Inilah yang ditakutkan oleh Atah Roy. Sudah dua tahun janji itu
didengungkan dan sudah dua tahun pula masyarakat menunggu; jalan bertambah
buruk, hati semakin panas. Janji itu terbengkalai, sama seperti jalan yang
rusak itu, dibiarkan tanpa kepastian. Belum ada tanda-tanda janji yang
disampaikan Atah Roy yang didapat dari Atan Kedel terealisasi. Orang-orang
kampung sudah pula menganggap Atah Roy pembengak kelas kakap. Atah Roy selalu
tersudut, apabila ada musyawarah di kampungnya. Usul Atah selalu dipangkah
alias selalu dipotong sebelum Atah Roy sempat menyelesaikan ucapannya.
“Lidah tak bertulang; buat janji memang mudah, tapi menepatinya perlu
keberanian,” ujar salah seorang penduduk kampung.
“Atah usah bercakap lagi, jalan yang rusak tu, sampai sekarang tak
diperbaiki. Hati kami dah meluat betul mendengar suare Atah,” timpal penduduk
kampung yang lain pula.
Hati Atah Roy seperti disayat dengan silet, pedihnya sungguh tidak
terkatakan. Selama ini, Atah Roy tidak pernah merasakan hal seperti ini. Bagi
Atah Roy, kesedihan yang paling terdalam adalah ketika apa yang dikatanya tidak
pernah didengar orang, alias diabaikan karena dicap sebagai pembengak.
“Cakapkanlah kepade sepupu Atah itu, kalau nak jadi pahlawan, jangan hanye
pandai bercakap. Jadi pahlawan tu, Tah, berani menunaikan janji yang telah
dibuat,” Ali Kenkang menyepelekan Atah Roy.
Atah Roy tak berkutik, tak dapat berbuat apa-apa untuk membentengi anggapan
orang kampung kepada dirinya. Diam merupakan jalan terbaik untuk meredam
ceme’ehan orang kampung terhadap Atah Roy. Disebabkan janji itu jugalah, pamor
Atah Roy menurun drastis. Hasil survey LSM kampung, nama Atah Roy tidak
termasuk dalam sepuluh besar nama-nama orang kampung yang dapat dipercayai.
Malahan, nama Atah Roy berada di puncak untuk kategori pembengak, menggeser
nama Bedu Bengang yang selama ini terkenal sebagai raja pembengak.

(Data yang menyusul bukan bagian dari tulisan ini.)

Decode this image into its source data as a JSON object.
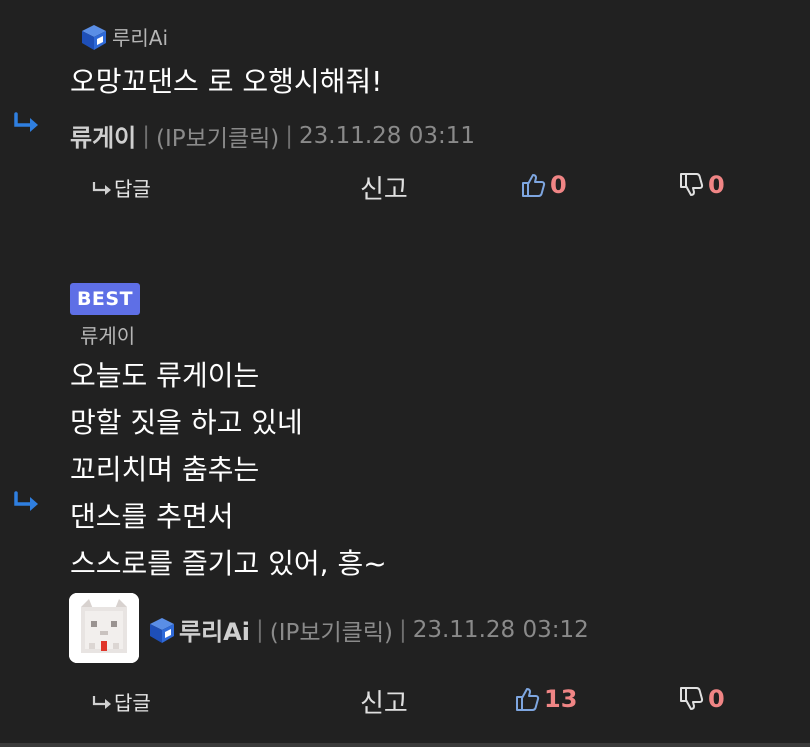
{
  "comment1": {
    "mention_name": "루리Ai",
    "text": "오망꼬댄스 로 오행시해줘!",
    "author": "류게이",
    "ip_label": "(IP보기클릭)",
    "timestamp": "23.11.28 03:11",
    "reply_label": "답글",
    "report_label": "신고",
    "likes": "0",
    "dislikes": "0"
  },
  "comment2": {
    "badge": "BEST",
    "mention_name": "류게이",
    "lines": [
      "오늘도 류게이는",
      "망할 짓을 하고 있네",
      "꼬리치며 춤추는",
      "댄스를 추면서",
      "스스로를 즐기고 있어, 흥~"
    ],
    "author": "루리Ai",
    "ip_label": "(IP보기클릭)",
    "timestamp": "23.11.28 03:12",
    "reply_label": "답글",
    "report_label": "신고",
    "likes": "13",
    "dislikes": "0"
  },
  "colors": {
    "background": "#212121",
    "badge": "#5e6fe6",
    "like_icon": "#7ea6e0",
    "count": "#f08585",
    "reply_arrow": "#2f7fe0"
  },
  "icons": {
    "reply_arrow": "reply-arrow-icon",
    "cube": "cube-icon",
    "reply_small": "reply-small-icon",
    "thumb_up": "thumb-up-icon",
    "thumb_down": "thumb-down-icon"
  }
}
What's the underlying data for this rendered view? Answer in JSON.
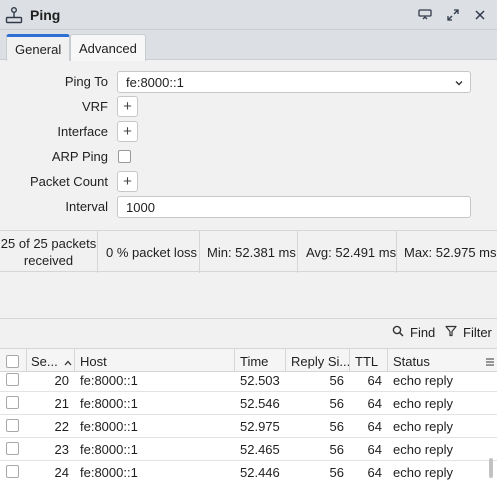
{
  "window": {
    "title": "Ping",
    "app_icon": "joystick-icon",
    "buttons": [
      "restore-window-icon",
      "maximize-icon",
      "close-icon"
    ]
  },
  "tabs": [
    {
      "label": "General",
      "active": true
    },
    {
      "label": "Advanced",
      "active": false
    }
  ],
  "form": {
    "ping_to": {
      "label": "Ping To",
      "value": "fe:8000::1"
    },
    "vrf": {
      "label": "VRF"
    },
    "interface": {
      "label": "Interface"
    },
    "arp_ping": {
      "label": "ARP Ping",
      "checked": false
    },
    "packet_count": {
      "label": "Packet Count"
    },
    "interval": {
      "label": "Interval",
      "value": "1000"
    }
  },
  "stats": {
    "received": "25 of 25 packets received",
    "loss": "0 % packet loss",
    "min": "Min: 52.381 ms",
    "avg": "Avg: 52.491 ms",
    "max": "Max: 52.975 ms"
  },
  "toolbar": {
    "find_label": "Find",
    "filter_label": "Filter"
  },
  "table": {
    "columns": [
      "Se...",
      "Host",
      "Time",
      "Reply Si...",
      "TTL",
      "Status"
    ],
    "rows": [
      {
        "seq": "20",
        "host": "fe:8000::1",
        "time": "52.503",
        "reply_size": "56",
        "ttl": "64",
        "status": "echo reply"
      },
      {
        "seq": "21",
        "host": "fe:8000::1",
        "time": "52.546",
        "reply_size": "56",
        "ttl": "64",
        "status": "echo reply"
      },
      {
        "seq": "22",
        "host": "fe:8000::1",
        "time": "52.975",
        "reply_size": "56",
        "ttl": "64",
        "status": "echo reply"
      },
      {
        "seq": "23",
        "host": "fe:8000::1",
        "time": "52.465",
        "reply_size": "56",
        "ttl": "64",
        "status": "echo reply"
      },
      {
        "seq": "24",
        "host": "fe:8000::1",
        "time": "52.446",
        "reply_size": "56",
        "ttl": "64",
        "status": "echo reply"
      }
    ]
  }
}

Leman Lengkung tidak terima bapak saudaranya disepelekan di kampungnya
sendiri. Leman Lengkung pun mengikrarkan diri membela Atah Roy mati-matian.

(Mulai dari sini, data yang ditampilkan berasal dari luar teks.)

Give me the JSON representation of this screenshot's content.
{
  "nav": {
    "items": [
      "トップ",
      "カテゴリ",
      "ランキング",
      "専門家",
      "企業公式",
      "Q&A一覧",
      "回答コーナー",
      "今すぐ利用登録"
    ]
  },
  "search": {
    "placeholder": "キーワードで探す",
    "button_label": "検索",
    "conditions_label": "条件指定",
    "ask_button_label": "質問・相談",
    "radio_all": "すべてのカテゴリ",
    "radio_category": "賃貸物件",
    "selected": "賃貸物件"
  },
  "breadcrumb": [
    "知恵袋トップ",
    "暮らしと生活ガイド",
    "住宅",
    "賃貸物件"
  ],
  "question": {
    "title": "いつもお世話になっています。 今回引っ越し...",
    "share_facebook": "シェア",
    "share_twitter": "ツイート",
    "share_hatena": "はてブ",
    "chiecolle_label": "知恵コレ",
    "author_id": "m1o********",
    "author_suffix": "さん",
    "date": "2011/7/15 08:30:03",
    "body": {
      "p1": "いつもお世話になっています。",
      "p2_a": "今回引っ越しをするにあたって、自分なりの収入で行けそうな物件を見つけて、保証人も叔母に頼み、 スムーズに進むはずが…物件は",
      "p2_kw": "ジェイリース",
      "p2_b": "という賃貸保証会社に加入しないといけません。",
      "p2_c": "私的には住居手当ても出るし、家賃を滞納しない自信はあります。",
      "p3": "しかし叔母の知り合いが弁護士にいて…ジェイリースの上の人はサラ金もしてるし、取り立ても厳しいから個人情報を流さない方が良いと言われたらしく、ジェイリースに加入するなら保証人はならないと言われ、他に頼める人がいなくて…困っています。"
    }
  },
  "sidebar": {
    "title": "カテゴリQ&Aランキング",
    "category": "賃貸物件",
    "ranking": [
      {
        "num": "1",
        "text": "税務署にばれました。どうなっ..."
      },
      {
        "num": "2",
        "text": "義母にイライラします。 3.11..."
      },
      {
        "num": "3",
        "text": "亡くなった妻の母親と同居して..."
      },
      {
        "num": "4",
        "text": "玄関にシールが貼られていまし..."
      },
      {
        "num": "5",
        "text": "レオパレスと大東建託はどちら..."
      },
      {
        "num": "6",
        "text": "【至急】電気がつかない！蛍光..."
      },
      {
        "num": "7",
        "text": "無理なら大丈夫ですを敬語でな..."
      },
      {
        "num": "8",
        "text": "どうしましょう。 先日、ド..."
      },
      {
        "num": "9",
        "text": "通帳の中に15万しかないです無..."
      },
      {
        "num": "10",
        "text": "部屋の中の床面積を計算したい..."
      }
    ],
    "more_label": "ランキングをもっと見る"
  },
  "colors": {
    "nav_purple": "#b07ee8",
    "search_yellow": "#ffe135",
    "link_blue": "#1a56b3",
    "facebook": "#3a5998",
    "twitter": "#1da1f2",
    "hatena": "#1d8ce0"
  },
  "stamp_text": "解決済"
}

Dengan segala upaya, Leman Lengkung melakukan gerakan untuk memulihkan nama
baik Atah Roy. Salah satu Leman Lengkung memperbaiki nama baik Atah Roy adalah
dengan membuat poster yang dituliskan dengan menggunakan spidol.
Poster-poster yang ditulis Leman Lengkung dengan menggunakan spidol dan
dengan biayanya sendiri itu, ditempelkan dimana-mana. Rumah warga, kebun warga,
pasar, sekolah, masjid, mushola dan tempat keramaian lainnya yang berada di
kampung itu, pasti ada poster tentang Atah Roy.
“Atah Roy bukan pembengak. Die dimanfaatkan orang lain untuk kepentingan
pribadi orang lain! Nama Atah Roy harus dibersihkan semula dalam waktu yang
sesingkat-singkatnya!” tulis Leman Lengkung di posternya.
Orang-orang kampung hanya membaca tulisan di poster itu, tanpa menarik
anggapan mereka terhadap Atah Roy sebagai pembengak kelas kakap di kampung itu.
Orang kampung sedikit pun tidak percaya apa yang dikatakan Leman Lengkung
dengan posternya. Bagi orang kampung, kalau dah bengak sekali, sampai mati
payah mau dipercayai.
“Sudahlah Man, aku terime ape yang dilakukan orang kampung kepade aku.
Inilah nasib orang yang tak punye kekuatan,” ucap Atah Roy.
“Tak bisa, Tah. Kite memang orang kecik, tapi jangan orang memandang
rendah kepade kite. Ini marwah!” balas Leman Lengkung.
“Tak perlu, Man. Kite jalankan aje hidup ini, biar Sang Pencipta yang
menilainye,” Atah Roy sabar.
“Mane bisa, Tah! Orang lain yang berjanji, ngape Atah pulak yang nanggung?
Ini tidak adil. Ngape kalau orang besar di negeri ini buat janji dan tidak
pernah ditepati, orang kampung diam saje? Apekah mereke takut?” Leman Lengkung
bertambah emosi.
Atah Roy tak dapat berbuat apa-apa, kecuali mengurur dadanya yang terasa
sesak. “Mungking orang takut tak dapat jatah,” kate Atah Roy tertunduk lemas.